6 files changed, 138 insertions, 21 deletions
diff --git a/arch/x86/kvm/cpuid.c b/arch/x86/kvm/cpuid.c
index 64dd46793099..2fbea2544f24 100644
--- a/arch/x86/kvm/cpuid.c
+++ b/arch/x86/kvm/cpuid.c
@@ -98,6 +98,8 @@ int kvm_update_cpuid(struct kvm_vcpu *vcpu)
 		best->ebx = xstate_required_size(vcpu->arch.xcr0, true);
 
 	vcpu->arch.eager_fpu = use_eager_fpu() || guest_cpuid_has_mpx(vcpu);
+	if (vcpu->arch.eager_fpu)
+		kvm_x86_ops->fpu_activate(vcpu);
 
 	/*
 	 * The existing code assumes virtual address is 48-bit in the canonical
diff --git a/arch/x86/kvm/iommu.c b/arch/x86/kvm/iommu.c
index 7dbced309ddb..5c520ebf6343 100644
--- a/arch/x86/kvm/iommu.c
+++ b/arch/x86/kvm/iommu.c
@@ -200,6 +200,7 @@ int kvm_assign_device(struct kvm *kvm, struct pci_dev *pdev)
 			goto out_unmap;
 	}
 
+	kvm_arch_start_assignment(kvm);
 	pci_set_dev_assigned(pdev);
 
 	dev_info(&pdev->dev, "kvm assign device\n");
@@ -224,6 +225,7 @@ int kvm_deassign_device(struct kvm *kvm, struct pci_dev *pdev)

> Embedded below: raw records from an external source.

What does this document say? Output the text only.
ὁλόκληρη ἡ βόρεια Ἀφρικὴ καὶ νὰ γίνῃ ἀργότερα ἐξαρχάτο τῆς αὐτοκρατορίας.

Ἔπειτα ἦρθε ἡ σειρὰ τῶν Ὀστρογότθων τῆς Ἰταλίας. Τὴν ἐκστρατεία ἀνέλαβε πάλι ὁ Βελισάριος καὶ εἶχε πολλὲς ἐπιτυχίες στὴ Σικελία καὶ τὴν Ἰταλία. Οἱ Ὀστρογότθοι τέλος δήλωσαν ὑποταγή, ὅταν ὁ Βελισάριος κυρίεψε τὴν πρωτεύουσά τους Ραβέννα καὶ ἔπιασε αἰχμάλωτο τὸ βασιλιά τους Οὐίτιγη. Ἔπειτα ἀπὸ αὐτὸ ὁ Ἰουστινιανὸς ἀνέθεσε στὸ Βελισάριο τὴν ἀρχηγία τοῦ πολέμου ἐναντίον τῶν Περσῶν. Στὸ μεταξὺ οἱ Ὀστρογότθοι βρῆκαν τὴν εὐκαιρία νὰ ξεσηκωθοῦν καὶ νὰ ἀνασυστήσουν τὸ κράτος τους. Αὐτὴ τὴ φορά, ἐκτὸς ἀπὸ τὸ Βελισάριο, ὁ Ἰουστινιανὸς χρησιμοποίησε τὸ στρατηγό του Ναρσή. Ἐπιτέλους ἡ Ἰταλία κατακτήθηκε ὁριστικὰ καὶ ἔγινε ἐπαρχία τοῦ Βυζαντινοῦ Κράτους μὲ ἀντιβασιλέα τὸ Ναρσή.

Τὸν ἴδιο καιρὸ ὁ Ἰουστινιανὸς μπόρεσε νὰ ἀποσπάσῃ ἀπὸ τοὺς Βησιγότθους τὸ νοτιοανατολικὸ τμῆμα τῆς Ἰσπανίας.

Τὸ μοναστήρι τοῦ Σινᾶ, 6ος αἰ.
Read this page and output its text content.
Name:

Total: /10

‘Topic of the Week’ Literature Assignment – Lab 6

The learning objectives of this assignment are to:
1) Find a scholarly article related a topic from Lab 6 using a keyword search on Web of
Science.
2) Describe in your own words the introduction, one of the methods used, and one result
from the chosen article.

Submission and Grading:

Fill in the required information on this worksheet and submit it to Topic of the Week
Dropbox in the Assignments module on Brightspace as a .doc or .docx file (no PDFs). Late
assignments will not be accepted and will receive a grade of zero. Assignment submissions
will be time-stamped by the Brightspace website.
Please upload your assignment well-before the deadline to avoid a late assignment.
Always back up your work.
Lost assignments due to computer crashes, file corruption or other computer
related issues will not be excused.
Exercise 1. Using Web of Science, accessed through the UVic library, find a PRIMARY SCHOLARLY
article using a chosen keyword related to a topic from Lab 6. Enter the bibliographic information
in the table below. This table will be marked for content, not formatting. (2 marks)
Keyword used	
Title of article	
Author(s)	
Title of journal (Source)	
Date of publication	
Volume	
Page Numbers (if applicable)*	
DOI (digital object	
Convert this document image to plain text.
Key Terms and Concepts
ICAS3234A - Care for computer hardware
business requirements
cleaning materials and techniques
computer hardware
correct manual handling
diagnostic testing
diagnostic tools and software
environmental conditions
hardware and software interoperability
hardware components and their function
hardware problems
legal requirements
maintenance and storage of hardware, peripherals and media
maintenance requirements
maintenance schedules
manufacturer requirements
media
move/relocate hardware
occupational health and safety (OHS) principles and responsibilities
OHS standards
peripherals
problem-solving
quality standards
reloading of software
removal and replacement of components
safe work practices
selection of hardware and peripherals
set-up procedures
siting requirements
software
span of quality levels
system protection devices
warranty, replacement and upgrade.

 	iommu_detach_device(domain, &pdev->dev);
 
 	pci_clear_dev_assigned(pdev);
+	kvm_arch_end_assignment(kvm);
 
 	dev_info(&pdev->dev, "kvm deassign device\n");
 
diff --git a/arch/x86/kvm/mmu.c b/arch/x86/kvm/mmu.c
index f807496b62c2..44171462bd2a 100644
--- a/arch/x86/kvm/mmu.c
+++ b/arch/x86/kvm/mmu.c
@@ -2479,6 +2479,14 @@ static int mmu_need_write_protect(struct kvm_vcpu *vcpu, gfn_t gfn,
 	return 0;
 }
 
+static bool kvm_is_mmio_pfn(pfn_t pfn)
+{
+	if (pfn_valid(pfn))
+		return !is_zero_pfn(pfn) && PageReserved(pfn_to_page(pfn));
+
+	return true;
+}
+
 static int set_spte(struct kvm_vcpu *vcpu, u64 *sptep,
 		    unsigned pte_access, int level,
 		    gfn_t gfn, pfn_t pfn, bool speculative,
@@ -2506,7 +2514,7 @@ static int set_spte(struct kvm_vcpu *vcpu, u64 *sptep,
 		spte |= PT_PAGE_SIZE_MASK;
 	if (tdp_enabled)
 		spte |= kvm_x86_ops->get_mt_mask(vcpu, gfn,
-			kvm_is_reserved_pfn(pfn));
+			kvm_is_mmio_pfn(pfn));
 
 	if (host_writable)
 		spte |= SPTE_HOST_WRITEABLE;
diff --git a/arch/x86/kvm/svm.c b/arch/x86/kvm/svm.c
index 602b974a60a6..bbc678a66b18 100644
--- a/arch/x86/kvm/svm.c
+++ b/arch/x86/kvm/svm.c
@@ -865,6 +865,64 @@ static void svm_disable_lbrv(struct vcpu_svm *svm)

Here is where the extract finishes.